From Cambridge University Press: The recently developed field of transatlantic literary studies has encouraged scholars to move beyond national literatures towards an examination of communications between Britain and the Americas. The true extent and importance of these material and literary exchanges is only just beginning to be discovered. This collection of original essays explores the transatlantic literary imagination during the key period from 1660 to 1830: from the colonization of the Americas to the formative decades following political separation between the nations. Contributions from leading scholars from both sides of the Atlantic bring a variety of approaches and methods to bear on both familiar and undiscovered texts. Revealing how literary genres were borrowed and readapted to a different context, the volume offers an index of the larger literary influences going backwards and forwards across the ocean.
From Routledge: This book examines nineteenth century contexts of transnationalism, translation and American literature. The discussion of transnationalism largely revolves around the question of what role nationalism plays in the spaces and temporalities of the transatlantic. Boggs demonstrates that the assumption that American literature has become transnational only recently – that there is such a thing as an “era” of transnationalism – marks a blindness to the intrinsic transatlanticism of American literature.

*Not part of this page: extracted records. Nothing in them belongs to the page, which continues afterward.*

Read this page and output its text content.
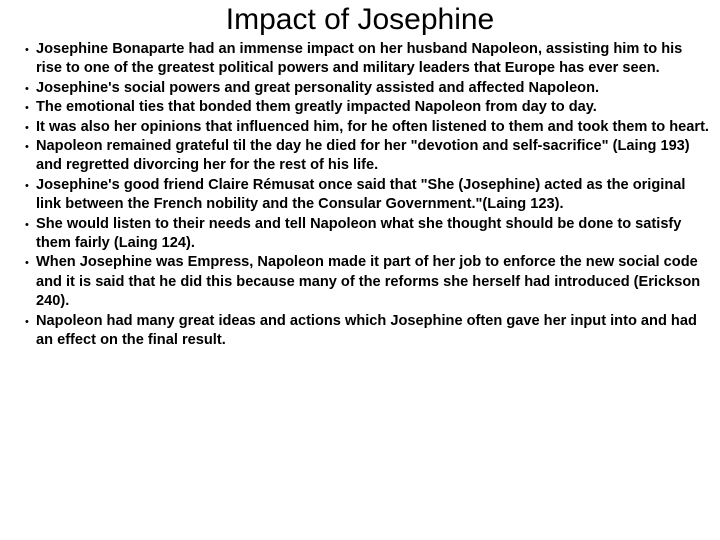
Impact of Josephine
• Josephine Bonaparte had an immense impact on her husband Napoleon, assisting him to his rise to one of the greatest political powers and military leaders that Europe has ever seen.
• Josephine's social powers and great personality assisted and affected Napoleon.
• The emotional ties that bonded them greatly impacted Napoleon from day to day.
• It was also her opinions that influenced him, for he often listened to them and took them to heart.
• Napoleon remained grateful til the day he died for her "devotion and self-sacrifice" (Laing 193) and regretted divorcing her for the rest of his life.
• Josephine's good friend Claire Rémusat once said that "She (Josephine) acted as the original link between the French nobility and the Consular Government."(Laing 123).
• She would listen to their needs and tell Napoleon what she thought should be done to satisfy them fairly (Laing 124).
• When Josephine was Empress, Napoleon made it part of her job to enforce the new social code and it is said that he did this because many of the reforms she herself had introduced (Erickson 240).
• Napoleon had many great ideas and actions which Josephine often gave her input into and had an effect on the final result.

From the University of Georgia Press: Love, Liberation, and Escaping Slavery: William and Ellen Craft in Cultural Memory, is Barbara McCaskill’s study of pivotal moments in the dynamic lives of William and Ellen Craft, two African Americans who successfully fled from American bondage. Passing as a white southern planter and gentleman, Ellen Craft left Georgia in 1848, with her husband William completing the performance as his “master’s” obedient servant. McCaskill examines transatlantic periodicals and print productions to discuss how the Crafts publicly represented themselves, the advantages and limitations of alliances they forged with British and American reformers, and what their story tells us about how we remember slavery. Her reading of their narrative, Running a Thousand Miles for Freedom, highlights themes of community, partnership, and visibility that characterized their transatlantic activism, and where their endeavors sometimes fell short. Her study concludes with evaluation of the couple’s extraordinary decision to return to Georgia and educate the freedpeople.